Replication Study: Federated Text-Driven Prompt Generation for Vision-Language Models
Suraj Prasad, Anubha Pant
TL;DR
The paper tackles the challenge of generalizing vision-language models in federated settings where data is non-IID and privacy-preserving. It analyzes FedTPG, a text-driven prompt generation approach via a PromptTranslator conditioned on class name embeddings, trained with FedAvg. The replication demonstrates results within 0.2% of the original across six diverse datasets, with an average unseen-class generalization gain of +1.43 percentage points, supporting claims that text-driven prompts improve cross-class generalization and that federated training preserves strong performance across domains. This work underscores the robustness, efficiency, and privacy-preserving potential of FedTPG for adapting large pretrained vision-language models to distributed, real-world scenarios.
Abstract
Vision-language models like CLIP have demonstrated remarkable zero-shot capabilities, yet their adaptation to federated learning scenarios presents significant challenges, particularly regarding generalization to unseen classes. The original FedTPG paper \cite{Qiu2024} addresses this limitation by introducing a text driven prompt generation network that dynamically creates prompts conditioned on class names, enabling better cross-class generalization in federated settings.
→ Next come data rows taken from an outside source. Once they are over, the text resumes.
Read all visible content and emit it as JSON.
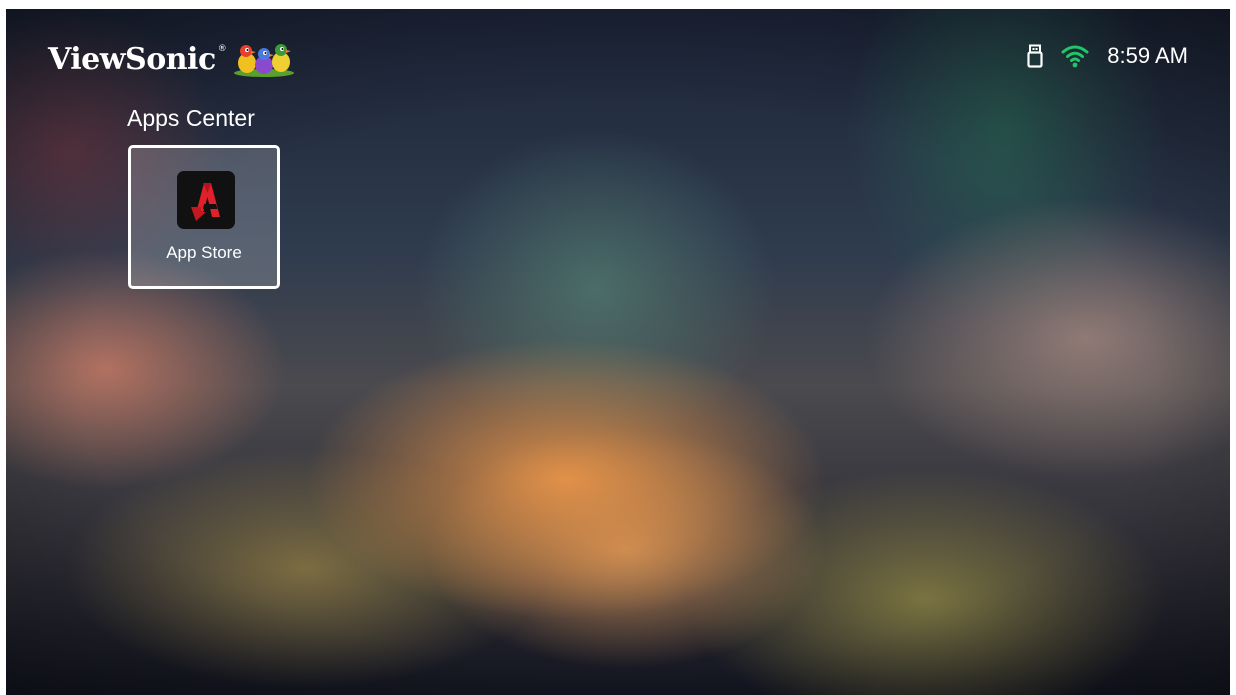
{
  "brand": {
    "name": "ViewSonic",
    "registered": "®",
    "logo_icon": "birds-logo-icon"
  },
  "status_bar": {
    "usb_icon": "usb-drive-icon",
    "wifi_icon": "wifi-icon",
    "wifi_color": "#22c56a",
    "time": "8:59 AM"
  },
  "section": {
    "title": "Apps Center"
  },
  "apps": [
    {
      "label": "App Store",
      "icon": "app-store-icon",
      "accent": "#e0202a",
      "focused": true
    }
  ]
}
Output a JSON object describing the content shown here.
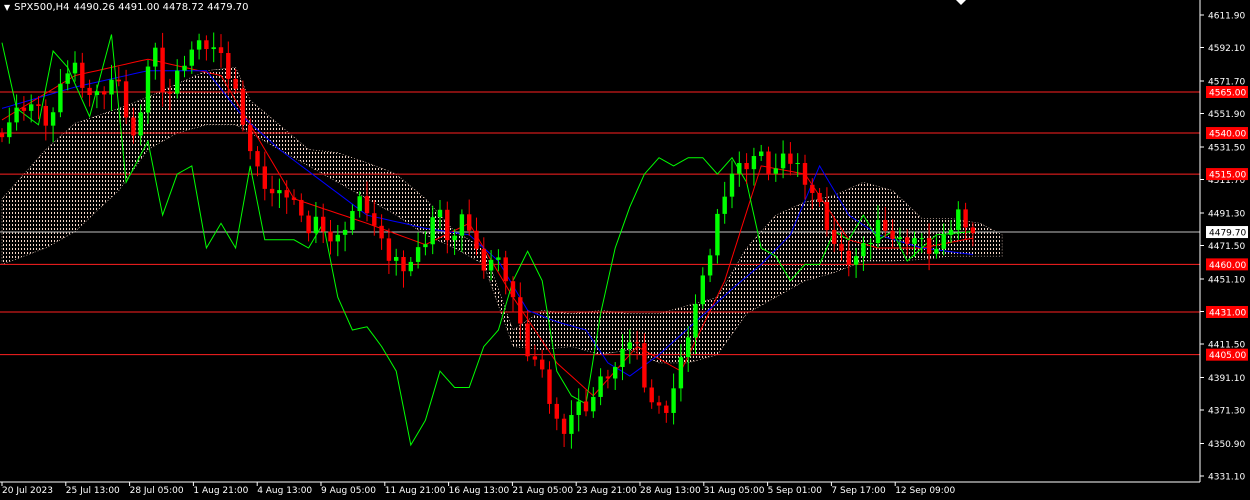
{
  "header": {
    "symbol": "SPX500,H4",
    "ohlc": "4490.26 4491.00 4478.72 4479.70"
  },
  "chart_data": {
    "type": "candlestick",
    "symbol": "SPX500",
    "timeframe": "H4",
    "ylim": [
      4331.1,
      4621.0
    ],
    "y_ticks": [
      4611.9,
      4592.1,
      4571.7,
      4551.9,
      4531.5,
      4511.7,
      4491.3,
      4471.5,
      4451.1,
      4431.3,
      4411.5,
      4391.1,
      4371.3,
      4350.9,
      4331.1
    ],
    "x_ticks": [
      "20 Jul 2023",
      "25 Jul 13:00",
      "28 Jul 05:00",
      "1 Aug 21:00",
      "4 Aug 13:00",
      "9 Aug 05:00",
      "11 Aug 21:00",
      "16 Aug 13:00",
      "21 Aug 05:00",
      "23 Aug 21:00",
      "28 Aug 13:00",
      "31 Aug 05:00",
      "5 Sep 01:00",
      "7 Sep 17:00",
      "12 Sep 09:00"
    ],
    "horizontal_levels": [
      {
        "label": "4565.00",
        "value": 4565.0
      },
      {
        "label": "4540.00",
        "value": 4540.0
      },
      {
        "label": "4515.00",
        "value": 4515.0
      },
      {
        "label": "4460.00",
        "value": 4460.0
      },
      {
        "label": "4431.00",
        "value": 4431.0
      },
      {
        "label": "4405.00",
        "value": 4405.0
      }
    ],
    "current_price": {
      "label": "4479.70",
      "value": 4479.7
    },
    "price_path": [
      [
        0,
        4540
      ],
      [
        4,
        4560
      ],
      [
        7,
        4545
      ],
      [
        10,
        4585
      ],
      [
        13,
        4560
      ],
      [
        16,
        4575
      ],
      [
        19,
        4530
      ],
      [
        21,
        4600
      ],
      [
        23,
        4560
      ],
      [
        26,
        4590
      ],
      [
        29,
        4595
      ],
      [
        31,
        4580
      ],
      [
        33,
        4560
      ],
      [
        35,
        4520
      ],
      [
        38,
        4500
      ],
      [
        40,
        4505
      ],
      [
        42,
        4478
      ],
      [
        44,
        4490
      ],
      [
        46,
        4470
      ],
      [
        48,
        4490
      ],
      [
        50,
        4500
      ],
      [
        53,
        4465
      ],
      [
        56,
        4460
      ],
      [
        58,
        4470
      ],
      [
        60,
        4495
      ],
      [
        62,
        4472
      ],
      [
        64,
        4490
      ],
      [
        66,
        4460
      ],
      [
        68,
        4465
      ],
      [
        70,
        4450
      ],
      [
        72,
        4410
      ],
      [
        74,
        4398
      ],
      [
        76,
        4370
      ],
      [
        77,
        4358
      ],
      [
        79,
        4373
      ],
      [
        81,
        4375
      ],
      [
        83,
        4392
      ],
      [
        85,
        4398
      ],
      [
        87,
        4420
      ],
      [
        89,
        4380
      ],
      [
        91,
        4368
      ],
      [
        93,
        4390
      ],
      [
        95,
        4428
      ],
      [
        97,
        4455
      ],
      [
        98,
        4480
      ],
      [
        100,
        4515
      ],
      [
        102,
        4520
      ],
      [
        104,
        4528
      ],
      [
        106,
        4515
      ],
      [
        108,
        4525
      ],
      [
        110,
        4518
      ],
      [
        112,
        4500
      ],
      [
        114,
        4480
      ],
      [
        115,
        4465
      ],
      [
        117,
        4462
      ],
      [
        119,
        4470
      ],
      [
        121,
        4490
      ],
      [
        123,
        4472
      ],
      [
        125,
        4478
      ],
      [
        127,
        4470
      ],
      [
        129,
        4468
      ],
      [
        131,
        4488
      ],
      [
        132,
        4495
      ],
      [
        133,
        4480
      ]
    ],
    "series": [
      {
        "name": "",
        "color": "#ff0000",
        "points": [
          [
            0,
            4548
          ],
          [
            10,
            4575
          ],
          [
            20,
            4585
          ],
          [
            30,
            4575
          ],
          [
            40,
            4500
          ],
          [
            50,
            4485
          ],
          [
            58,
            4472
          ],
          [
            64,
            4485
          ],
          [
            70,
            4440
          ],
          [
            76,
            4400
          ],
          [
            81,
            4380
          ],
          [
            87,
            4410
          ],
          [
            93,
            4395
          ],
          [
            99,
            4450
          ],
          [
            104,
            4520
          ],
          [
            110,
            4515
          ],
          [
            116,
            4475
          ],
          [
            120,
            4470
          ],
          [
            126,
            4470
          ],
          [
            133,
            4476
          ]
        ]
      },
      {
        "name": "",
        "color": "#0000ff",
        "points": [
          [
            0,
            4555
          ],
          [
            10,
            4568
          ],
          [
            20,
            4578
          ],
          [
            28,
            4578
          ],
          [
            33,
            4550
          ],
          [
            38,
            4530
          ],
          [
            44,
            4510
          ],
          [
            50,
            4490
          ],
          [
            58,
            4482
          ],
          [
            64,
            4478
          ],
          [
            68,
            4462
          ],
          [
            72,
            4432
          ],
          [
            76,
            4425
          ],
          [
            80,
            4420
          ],
          [
            83,
            4400
          ],
          [
            86,
            4392
          ],
          [
            90,
            4405
          ],
          [
            95,
            4425
          ],
          [
            100,
            4445
          ],
          [
            104,
            4460
          ],
          [
            108,
            4478
          ],
          [
            112,
            4520
          ],
          [
            116,
            4490
          ],
          [
            120,
            4478
          ],
          [
            126,
            4470
          ],
          [
            133,
            4466
          ]
        ]
      },
      {
        "name": "",
        "color": "#00ff00",
        "points": [
          [
            0,
            4595
          ],
          [
            2,
            4555
          ],
          [
            5,
            4545
          ],
          [
            7,
            4590
          ],
          [
            9,
            4580
          ],
          [
            12,
            4550
          ],
          [
            15,
            4600
          ],
          [
            17,
            4510
          ],
          [
            20,
            4535
          ],
          [
            22,
            4490
          ],
          [
            24,
            4515
          ],
          [
            26,
            4520
          ],
          [
            28,
            4470
          ],
          [
            30,
            4485
          ],
          [
            32,
            4470
          ],
          [
            34,
            4520
          ],
          [
            36,
            4475
          ],
          [
            38,
            4475
          ],
          [
            40,
            4475
          ],
          [
            42,
            4470
          ],
          [
            44,
            4485
          ],
          [
            46,
            4440
          ],
          [
            48,
            4420
          ],
          [
            50,
            4422
          ],
          [
            52,
            4410
          ],
          [
            54,
            4395
          ],
          [
            56,
            4350
          ],
          [
            58,
            4365
          ],
          [
            60,
            4395
          ],
          [
            62,
            4385
          ],
          [
            64,
            4385
          ],
          [
            66,
            4410
          ],
          [
            68,
            4420
          ],
          [
            70,
            4450
          ],
          [
            72,
            4468
          ],
          [
            74,
            4450
          ],
          [
            76,
            4395
          ],
          [
            78,
            4380
          ],
          [
            80,
            4375
          ],
          [
            82,
            4430
          ],
          [
            84,
            4470
          ],
          [
            86,
            4495
          ],
          [
            88,
            4515
          ],
          [
            90,
            4525
          ],
          [
            92,
            4520
          ],
          [
            94,
            4525
          ],
          [
            96,
            4525
          ],
          [
            98,
            4515
          ],
          [
            100,
            4525
          ],
          [
            102,
            4510
          ],
          [
            104,
            4470
          ],
          [
            106,
            4465
          ],
          [
            108,
            4450
          ],
          [
            110,
            4460
          ],
          [
            112,
            4460
          ],
          [
            114,
            4480
          ],
          [
            116,
            4475
          ],
          [
            118,
            4490
          ],
          [
            120,
            4475
          ],
          [
            122,
            4480
          ],
          [
            124,
            4462
          ],
          [
            126,
            4470
          ],
          [
            128,
            4478
          ],
          [
            133,
            4480
          ]
        ]
      }
    ],
    "cloud": {
      "upper": [
        [
          0,
          4500
        ],
        [
          6,
          4530
        ],
        [
          10,
          4546
        ],
        [
          16,
          4555
        ],
        [
          20,
          4562
        ],
        [
          24,
          4570
        ],
        [
          28,
          4578
        ],
        [
          32,
          4580
        ],
        [
          34,
          4560
        ],
        [
          38,
          4545
        ],
        [
          42,
          4530
        ],
        [
          46,
          4528
        ],
        [
          50,
          4522
        ],
        [
          54,
          4515
        ],
        [
          58,
          4500
        ],
        [
          62,
          4480
        ],
        [
          66,
          4470
        ],
        [
          70,
          4420
        ],
        [
          74,
          4432
        ],
        [
          78,
          4430
        ],
        [
          82,
          4432
        ],
        [
          86,
          4430
        ],
        [
          90,
          4430
        ],
        [
          94,
          4435
        ],
        [
          98,
          4440
        ],
        [
          102,
          4470
        ],
        [
          106,
          4490
        ],
        [
          110,
          4498
        ],
        [
          114,
          4502
        ],
        [
          118,
          4510
        ],
        [
          122,
          4505
        ],
        [
          126,
          4488
        ],
        [
          130,
          4488
        ],
        [
          134,
          4485
        ],
        [
          137,
          4478
        ]
      ],
      "lower": [
        [
          0,
          4460
        ],
        [
          6,
          4470
        ],
        [
          10,
          4480
        ],
        [
          16,
          4505
        ],
        [
          20,
          4530
        ],
        [
          24,
          4540
        ],
        [
          28,
          4545
        ],
        [
          32,
          4545
        ],
        [
          34,
          4540
        ],
        [
          38,
          4530
        ],
        [
          42,
          4520
        ],
        [
          46,
          4510
        ],
        [
          50,
          4500
        ],
        [
          54,
          4490
        ],
        [
          58,
          4478
        ],
        [
          62,
          4470
        ],
        [
          66,
          4460
        ],
        [
          70,
          4410
        ],
        [
          74,
          4408
        ],
        [
          78,
          4410
        ],
        [
          82,
          4405
        ],
        [
          86,
          4408
        ],
        [
          90,
          4400
        ],
        [
          94,
          4400
        ],
        [
          98,
          4405
        ],
        [
          102,
          4430
        ],
        [
          106,
          4440
        ],
        [
          110,
          4450
        ],
        [
          114,
          4455
        ],
        [
          118,
          4462
        ],
        [
          122,
          4462
        ],
        [
          126,
          4463
        ],
        [
          130,
          4465
        ],
        [
          134,
          4465
        ],
        [
          137,
          4465
        ]
      ]
    }
  }
}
In this work, we present a faithful replication study of FedTPG, evaluating the pre-trained model on six diverse vision datasets: Caltech101, Oxford Flowers, FGVC Aircraft, Oxford Pets, Food-101, and DTD. Our evaluation achieves results within 0.2\% of the original paper's reported accuracies, with an average accuracy of 74.58\% on seen (base) classes and 76.00\% on unseen (new) classes, demonstrating a +1.43 percentage point improvement in generalization. These results validate the original paper's core claims: (1) text-driven prompt generation enables superior generalization to unseen classes compared to static prompt learning methods, and (2) federated training of prompt generators maintains high performance across diverse visual domains without sharing private data. Our successful replication confirms the robustness and reproducibility of the FedTPG approach.